SAA’s SEP is the Takatso Consortium, which will take a 51% share in the carrier. The government will retain the remaining 49%.
The airline briefed the Portfolio Committee that its current operating model was “not up to scale for profitability”. SAA currently had a fleet of only seven aircraft. That was not enough to benefit from the growing market demand. The Ministers of Public Enterprises and of Finance had, in February, approved the acquisition of six more aircraft by the carrier. But, by way of comparison, South African private-sector carriers FlySafair and Airlink had much larger fleets; FlySafair had 28 airliners and Airlink had 61 smaller aircraft plus two Boeing 737s, SAA said.

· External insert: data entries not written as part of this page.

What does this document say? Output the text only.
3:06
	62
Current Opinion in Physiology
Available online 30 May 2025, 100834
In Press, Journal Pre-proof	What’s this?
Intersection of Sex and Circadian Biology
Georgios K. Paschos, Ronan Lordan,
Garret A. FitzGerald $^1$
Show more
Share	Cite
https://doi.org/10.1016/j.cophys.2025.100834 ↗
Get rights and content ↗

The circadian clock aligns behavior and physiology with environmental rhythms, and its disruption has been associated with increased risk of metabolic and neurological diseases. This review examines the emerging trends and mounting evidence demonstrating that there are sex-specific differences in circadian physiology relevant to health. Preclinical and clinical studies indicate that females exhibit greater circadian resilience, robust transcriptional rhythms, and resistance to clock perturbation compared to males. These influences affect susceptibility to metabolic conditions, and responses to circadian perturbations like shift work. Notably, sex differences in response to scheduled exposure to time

SAA also reported that it currently held only 16% of the domestic market. It was also losing “lucrative” routes within Africa and particularly Southern Africa to its competitors. At the moment, it operated just two domestic routes (Johannesburg-Cape Town and Johannesburg-Durban) and ten regional routes, to Harare and to Victoria Falls in Zimbabwe, Windhoek in Namibia, Lusaka in Zambia, Blantyre and Lilongwe in Malawi, Kinshasa in the Democratic Republic of Congo, Mauritius, Lagos in Nigeria, and Accra in Ghana, all served from Johannesburg. By March next year it planned to serve three domestic, 16 regional and one intercontinental, routes.

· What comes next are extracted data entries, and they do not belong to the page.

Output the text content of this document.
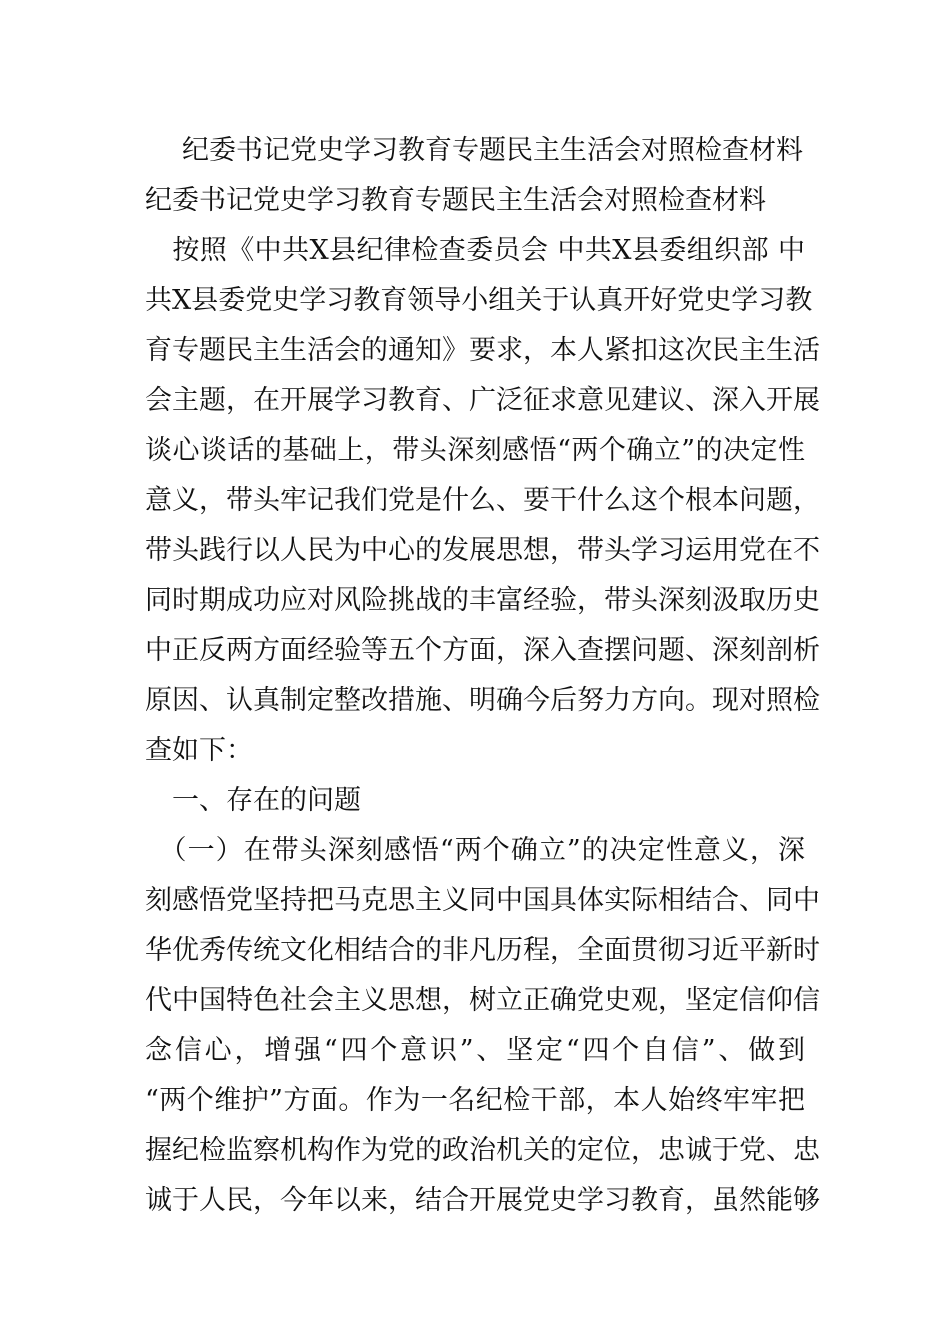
纪委书记党史学习教育专题民主生活会对照检查材料
纪委书记党史学习教育专题民主生活会对照检查材料
　按照《中共X县纪律检查委员会 中共X县委组织部 中
共X县委党史学习教育领导小组关于认真开好党史学习教
育专题民主生活会的通知》要求，本人紧扣这次民主生活
会主题，在开展学习教育、广泛征求意见建议、深入开展
谈心谈话的基础上，带头深刻感悟“两个确立”的决定性
意义，带头牢记我们党是什么、要干什么这个根本问题，
带头践行以人民为中心的发展思想，带头学习运用党在不
同时期成功应对风险挑战的丰富经验，带头深刻汲取历史
中正反两方面经验等五个方面，深入查摆问题、深刻剖析
原因、认真制定整改措施、明确今后努力方向。现对照检
查如下：
　一、存在的问题
　（一）在带头深刻感悟“两个确立”的决定性意义，深
刻感悟党坚持把马克思主义同中国具体实际相结合、同中
华优秀传统文化相结合的非凡历程，全面贯彻习近平新时
代中国特色社会主义思想，树立正确党史观，坚定信仰信
念信心，增强“四个意识”、坚定“四个自信”、做到
“两个维护”方面。作为一名纪检干部，本人始终牢牢把
握纪检监察机构作为党的政治机关的定位，忠诚于党、忠
诚于人民，今年以来，结合开展党史学习教育，虽然能够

However, the National Union of Metalworkers of South Africa (Numsa) has announced that it had written to the chairperson of Parliament's Portfolio Committee on Public Enterprises, requesting a meeting with the committee to urge them to stop the SAA SEP agreement with Takatso. Numsa maintained that the deal is mired in corruption.

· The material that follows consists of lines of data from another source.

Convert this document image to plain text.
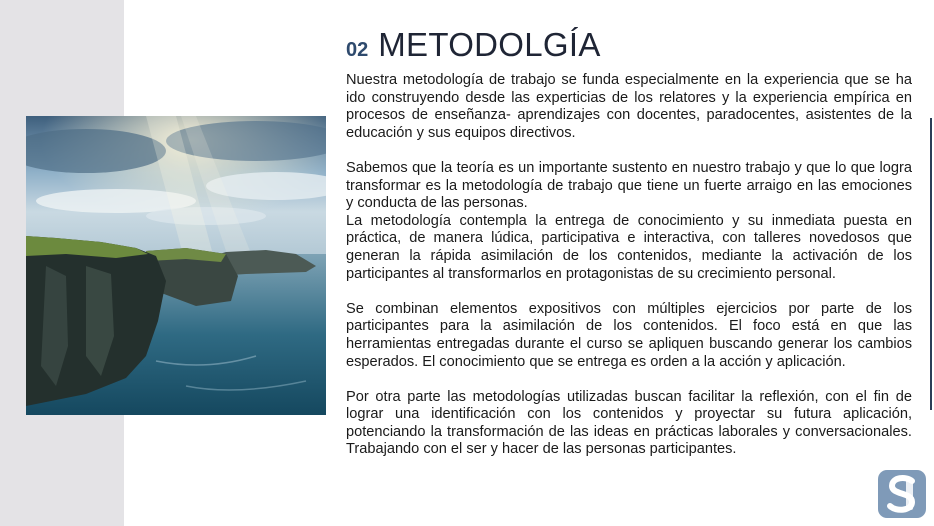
02 METODOLGÍA

Nuestra metodología de trabajo se funda especialmente en la experiencia que se ha ido construyendo desde las experticias de los relatores y la experiencia empírica en procesos de enseñanza- aprendizajes con docentes, paradocentes, asistentes de la educación y sus equipos directivos.

Sabemos que la teoría es un importante sustento en nuestro trabajo y que lo que logra transformar es la metodología de trabajo que tiene un fuerte arraigo en las emociones y conducta de las personas.

La metodología contempla la entrega de conocimiento y su inmediata puesta en práctica, de manera lúdica, participativa e interactiva, con talleres novedosos que generan la rápida asimilación de los contenidos, mediante la activación de los participantes al transformarlos en protagonistas de su crecimiento personal.

Se combinan elementos expositivos con múltiples ejercicios por parte de los participantes para la asimilación de los contenidos. El foco está en que las herramientas entregadas durante el curso se apliquen buscando generar los cambios esperados. El conocimiento que se entrega es orden a la acción y aplicación.

Por otra parte las metodologías utilizadas buscan facilitar la reflexión, con el fin de lograr una identificación con los contenidos y proyectar su futura aplicación, potenciando la transformación de las ideas en prácticas laborales y conversacionales. Trabajando con el ser y hacer de las personas participantes.
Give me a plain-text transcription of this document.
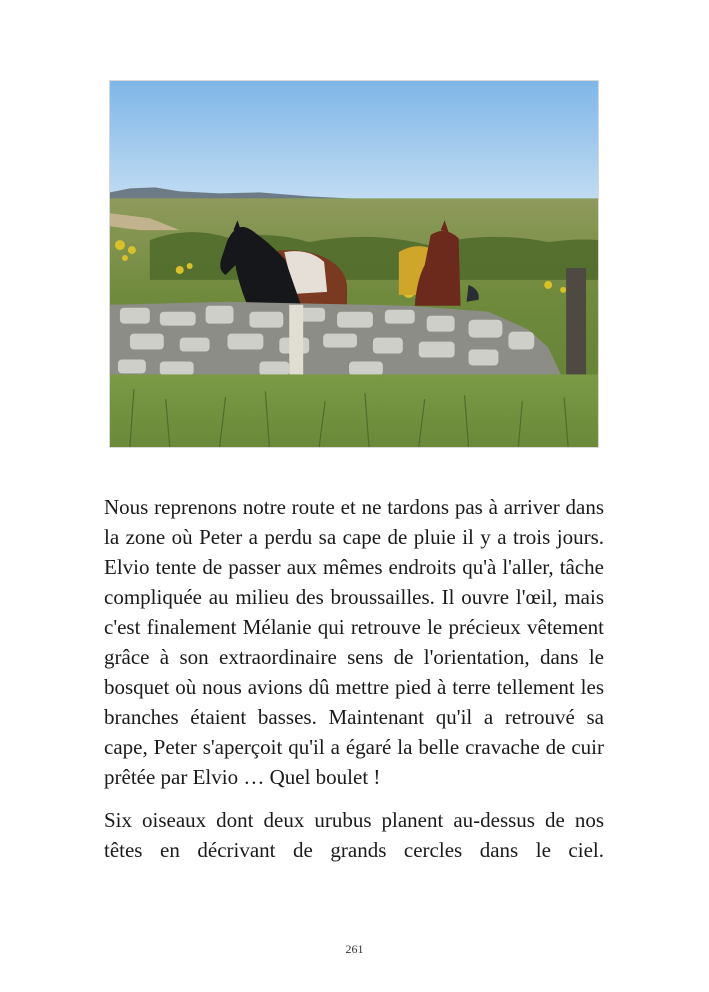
Nous reprenons notre route et ne tardons pas à arriver dans la zone où Peter a perdu sa cape de pluie il y a trois jours. Elvio tente de passer aux mêmes endroits qu'à l'aller, tâche compliquée au milieu des broussailles. Il ouvre l'œil, mais c'est finalement Mélanie qui retrouve le précieux vêtement grâce à son extraordinaire sens de l'orientation, dans le bosquet où nous avions dû mettre pied à terre tellement les branches étaient basses. Maintenant qu'il a retrouvé sa cape, Peter s'aperçoit qu'il a égaré la belle cravache de cuir prêtée par Elvio … Quel boulet !

Six oiseaux dont deux urubus planent au-dessus de nos têtes en décrivant de grands cercles dans le ciel.

261
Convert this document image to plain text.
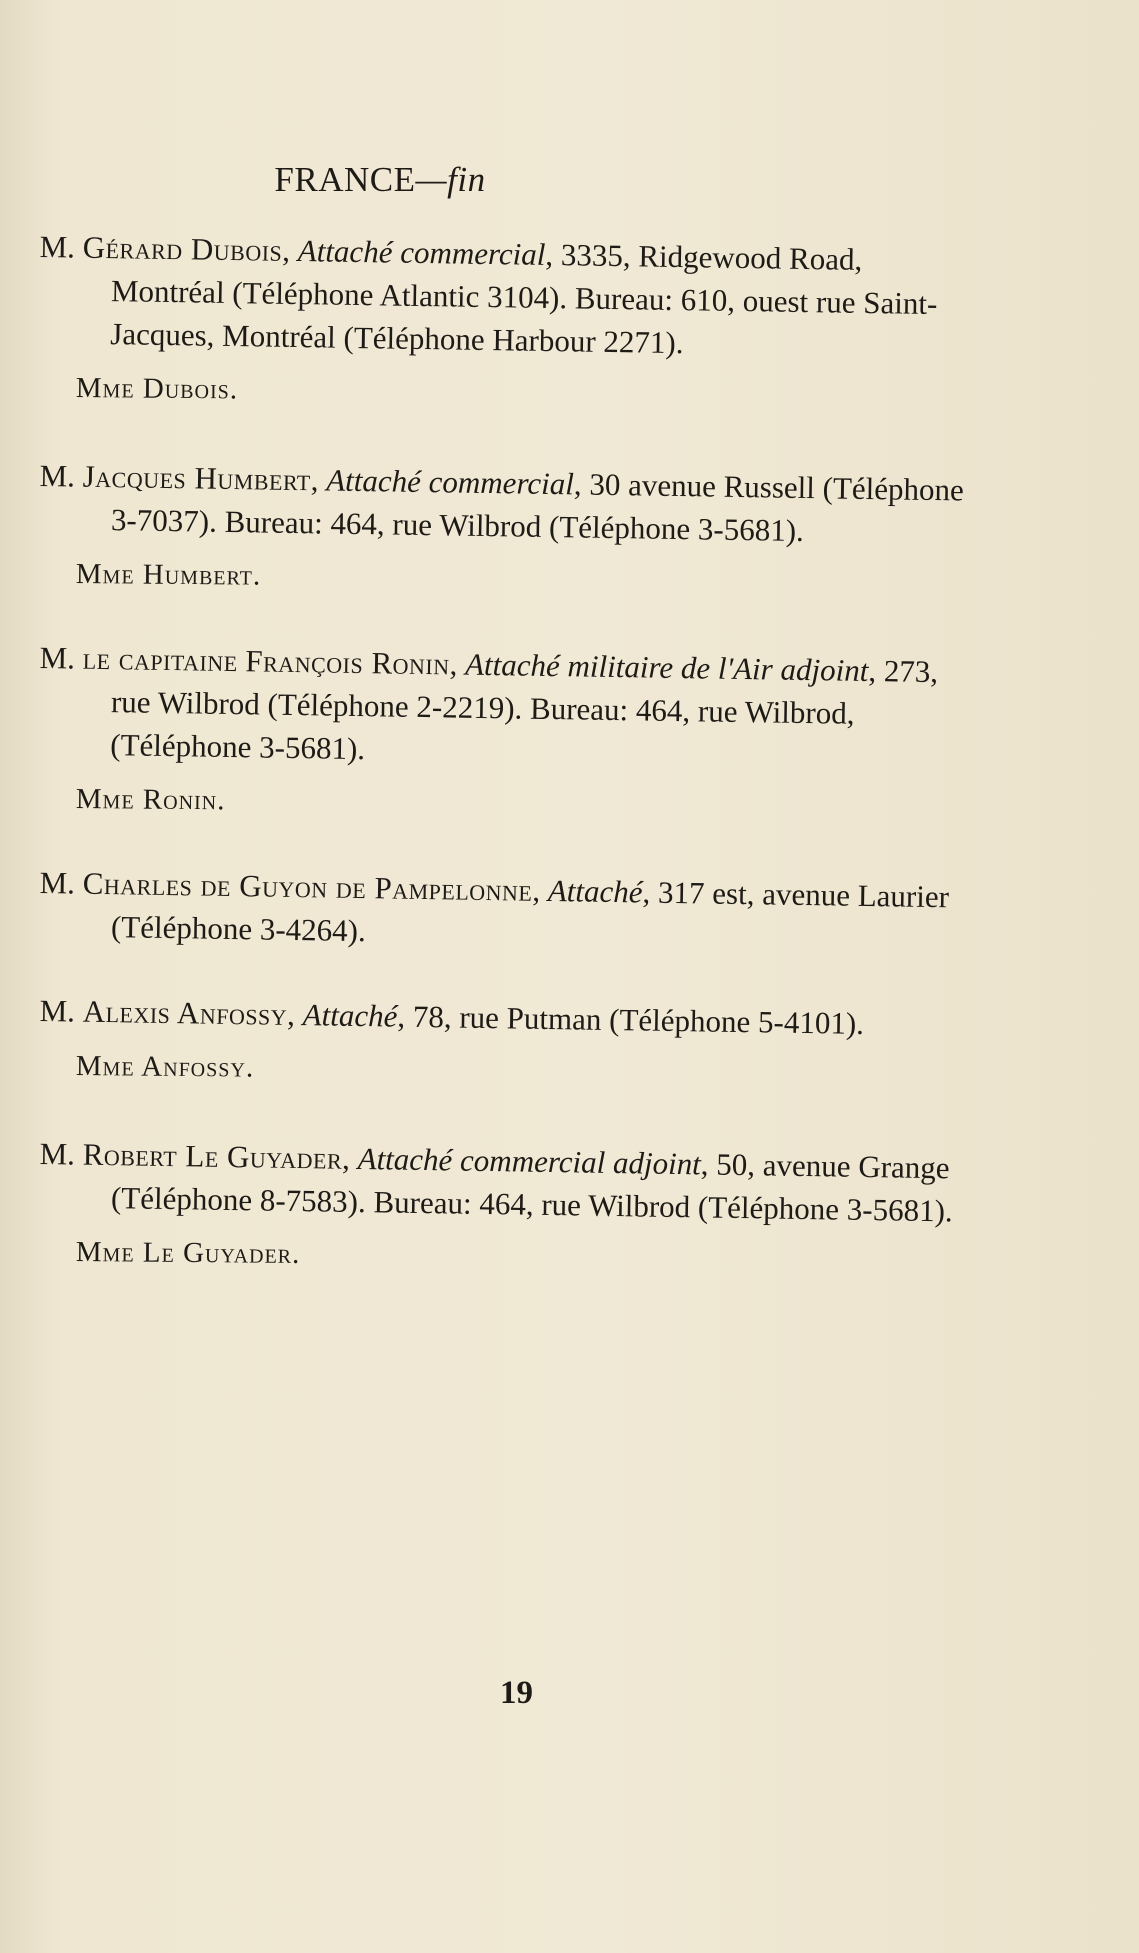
FRANCE—fin
M. Gérard Dubois, Attaché commercial, 3335, Ridgewood Road, Montréal (Téléphone Atlantic 3104). Bureau: 610, ouest rue Saint-Jacques, Montréal (Téléphone Harbour 2271).
Mme Dubois.
M. Jacques Humbert, Attaché commercial, 30 avenue Russell (Téléphone 3-7037). Bureau: 464, rue Wilbrod (Téléphone 3-5681).
Mme Humbert.
M. le capitaine François Ronin, Attaché militaire de l'Air adjoint, 273, rue Wilbrod (Téléphone 2-2219). Bureau: 464, rue Wilbrod, (Téléphone 3-5681).
Mme Ronin.
M. Charles de Guyon de Pampelonne, Attaché, 317 est, avenue Laurier (Téléphone 3-4264).
M. Alexis Anfossy, Attaché, 78, rue Putman (Téléphone 5-4101).
Mme Anfossy.
M. Robert Le Guyader, Attaché commercial adjoint, 50, avenue Grange (Téléphone 8-7583). Bureau: 464, rue Wilbrod (Téléphone 3-5681).
Mme Le Guyader.
19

Numsa claimed that the SEP deal had been “engineered” by Public Enterprises Minister Pravin Gordhan, to benefit friends and “former senior members” of the country’s ruling party, the African National Congress (ANC). For example, the majority shareholder in Takatso was Harith General Partners, and a director of Harith was Jabu Moleketi, who was a former Deputy Minister of Finance, and who had also been a member of the ANC’s highest executive body, the National Executive Committee.
Numsa also charged that Gordhan had not revealed to Parliament or the public how Takatso had been chosen to be the SEP. Further, Takatso had no balance sheet and no proof that it had the capital it needed to be SAA’s SEP. “Whereas Harith may have successfully raised capital in the past, we also know that most of their money comes from the PIC [Public Investment Corporation], the [South African State] employee pension fund they used as their piggy bank,” asserted the union. It also claimed that Takatso was effectively being given SAA for free.
“This deal is corrupt,” asserted Numsa. “If the President allows this process to proceed unchecked, [we] will demand a Commission of Inquiry into the sale of SAA because we see this entire process as another form of state capture, which has been officially sanctioned by Pravin [Gordhan].”